The question was edited several times. Most recent version, suggested by Fedja:

Does there exist an open set $U\subset \mathbb R^n$

`(n>1)`

that contains balls of arbitrarily large radius and such that no polynomial mapping $p\colon \mathbb R^n\to\mathbb R^n$ takes $U$ onto $\mathbb R^n$? (Take $n=2$ if you prefer.)

Older version (with bounty) was answered by Fedja in the affirmative:

Does there exist a topological ball $U\subset \mathbb R^n$ of infinite volume such that no polynomial mapping $p\colon \mathbb R^n\to\mathbb R^n$ takes $U$ onto $\mathbb R^n$?

Discussion:

Motivated by a recent question, I wonder if there is a geometric characterization of open sets $U\subset \mathbb R^n$ that can be mapped onto $\mathbb R^n$ by a polynomial $p$. Let $U$ be a topological ball to simplify matters. The following *tail volume condition* is necessary for the existence of such $p$.

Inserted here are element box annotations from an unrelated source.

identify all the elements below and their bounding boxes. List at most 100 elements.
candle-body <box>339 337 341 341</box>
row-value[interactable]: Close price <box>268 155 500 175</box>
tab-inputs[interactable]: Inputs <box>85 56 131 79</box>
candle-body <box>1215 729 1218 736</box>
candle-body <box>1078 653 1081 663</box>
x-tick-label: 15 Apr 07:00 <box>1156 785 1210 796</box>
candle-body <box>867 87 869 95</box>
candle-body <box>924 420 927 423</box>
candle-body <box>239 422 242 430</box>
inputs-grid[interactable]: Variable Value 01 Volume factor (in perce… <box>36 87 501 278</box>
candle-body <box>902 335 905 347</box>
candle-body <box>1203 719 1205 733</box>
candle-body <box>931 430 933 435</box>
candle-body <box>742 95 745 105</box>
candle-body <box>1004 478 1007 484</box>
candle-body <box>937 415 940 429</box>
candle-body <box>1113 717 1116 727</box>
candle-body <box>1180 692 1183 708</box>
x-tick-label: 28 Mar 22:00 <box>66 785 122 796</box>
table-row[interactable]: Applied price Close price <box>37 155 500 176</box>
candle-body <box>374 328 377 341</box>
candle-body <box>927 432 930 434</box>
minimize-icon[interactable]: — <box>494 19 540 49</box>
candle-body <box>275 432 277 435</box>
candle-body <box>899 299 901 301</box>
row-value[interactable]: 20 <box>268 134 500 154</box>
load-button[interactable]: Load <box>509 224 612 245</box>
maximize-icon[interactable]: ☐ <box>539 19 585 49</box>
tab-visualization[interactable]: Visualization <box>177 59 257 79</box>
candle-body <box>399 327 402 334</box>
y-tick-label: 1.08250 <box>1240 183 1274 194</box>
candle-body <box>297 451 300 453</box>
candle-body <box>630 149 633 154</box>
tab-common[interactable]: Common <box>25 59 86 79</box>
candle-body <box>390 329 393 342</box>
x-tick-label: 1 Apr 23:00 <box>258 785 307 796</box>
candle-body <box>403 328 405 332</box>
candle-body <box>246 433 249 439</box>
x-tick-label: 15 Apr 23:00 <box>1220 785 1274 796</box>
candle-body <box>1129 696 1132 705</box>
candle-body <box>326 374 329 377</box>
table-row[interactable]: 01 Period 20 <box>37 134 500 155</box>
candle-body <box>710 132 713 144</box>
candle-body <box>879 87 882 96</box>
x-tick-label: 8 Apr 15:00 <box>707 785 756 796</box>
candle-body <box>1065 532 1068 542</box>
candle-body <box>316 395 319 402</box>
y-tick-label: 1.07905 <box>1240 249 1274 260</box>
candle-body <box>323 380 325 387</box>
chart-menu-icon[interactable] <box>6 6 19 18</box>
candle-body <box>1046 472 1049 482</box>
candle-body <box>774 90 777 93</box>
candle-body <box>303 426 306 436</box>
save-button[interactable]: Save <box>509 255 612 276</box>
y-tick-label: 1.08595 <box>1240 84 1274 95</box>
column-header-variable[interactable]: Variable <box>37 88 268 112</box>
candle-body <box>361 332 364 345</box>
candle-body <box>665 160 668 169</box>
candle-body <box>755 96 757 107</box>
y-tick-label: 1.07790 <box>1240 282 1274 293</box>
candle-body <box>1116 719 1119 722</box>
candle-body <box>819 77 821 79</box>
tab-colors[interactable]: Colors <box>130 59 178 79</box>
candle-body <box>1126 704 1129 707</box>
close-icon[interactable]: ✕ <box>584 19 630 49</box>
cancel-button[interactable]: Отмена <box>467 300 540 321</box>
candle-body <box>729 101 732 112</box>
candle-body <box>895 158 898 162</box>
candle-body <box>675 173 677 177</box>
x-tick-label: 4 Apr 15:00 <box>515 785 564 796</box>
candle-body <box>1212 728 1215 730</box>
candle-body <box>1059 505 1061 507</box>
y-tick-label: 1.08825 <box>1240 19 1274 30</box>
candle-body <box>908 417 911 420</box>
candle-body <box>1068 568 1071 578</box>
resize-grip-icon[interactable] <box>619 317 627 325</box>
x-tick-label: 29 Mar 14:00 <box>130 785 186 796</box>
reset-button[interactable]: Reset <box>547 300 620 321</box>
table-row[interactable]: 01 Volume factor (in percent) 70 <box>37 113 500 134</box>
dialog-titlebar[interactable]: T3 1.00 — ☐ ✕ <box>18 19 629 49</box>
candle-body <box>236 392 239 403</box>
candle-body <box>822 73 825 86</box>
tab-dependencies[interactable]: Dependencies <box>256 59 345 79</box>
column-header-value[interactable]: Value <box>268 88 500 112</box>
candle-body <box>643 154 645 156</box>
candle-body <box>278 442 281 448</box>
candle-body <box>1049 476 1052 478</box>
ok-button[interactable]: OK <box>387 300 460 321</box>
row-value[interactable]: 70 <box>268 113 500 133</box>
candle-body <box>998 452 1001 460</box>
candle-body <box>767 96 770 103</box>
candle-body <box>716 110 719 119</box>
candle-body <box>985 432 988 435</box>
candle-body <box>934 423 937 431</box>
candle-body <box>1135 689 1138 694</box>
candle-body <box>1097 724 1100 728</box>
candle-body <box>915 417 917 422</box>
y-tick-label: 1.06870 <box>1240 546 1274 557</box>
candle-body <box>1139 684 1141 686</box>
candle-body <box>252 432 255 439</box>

(TVC) $\int_1^{\infty} r^{m} |U\setminus B(r)|=\infty$ for some $m>0$.

Indeed, the absolute value of the Jacobian of $p$ must have infinite integral over $U$. Since the Jacobian is a polynomial, $\int_U |x|^N dx=\infty$ for some $N$. The latter can be rephrased in terms of tail volume: $\int_1^{\infty} r^{N-1} |U\setminus B(r)| =\infty$. The example of $U=\{(x,y)\in \mathbb R^2\colon x>1, 0<y<x^{-M}\}$ shows that (TVC) is somewhat sharp. This particular $U$ can be mapped onto $\mathbb R^2$ by $(x,y)\mapsto (x,x^{M+1}y)$ followed by translation and the power map $(x+iy)\mapsto (x+iy)^8$.

I am interested in other obstructions besides small tail volume, as well as in reasonably general sufficient conditions. Initially I hoped to get a stronger necessary condition from an affirmative answer to the question below, but Bjorn Poonen answered it in the negative.

"If $f\colon U\to\mathbb R^n$ is a polynomial surjection, does there exist $\epsilon>0$ such that $p(U\cap B(r))$ contains $B(r^\epsilon)$ for large $r$?"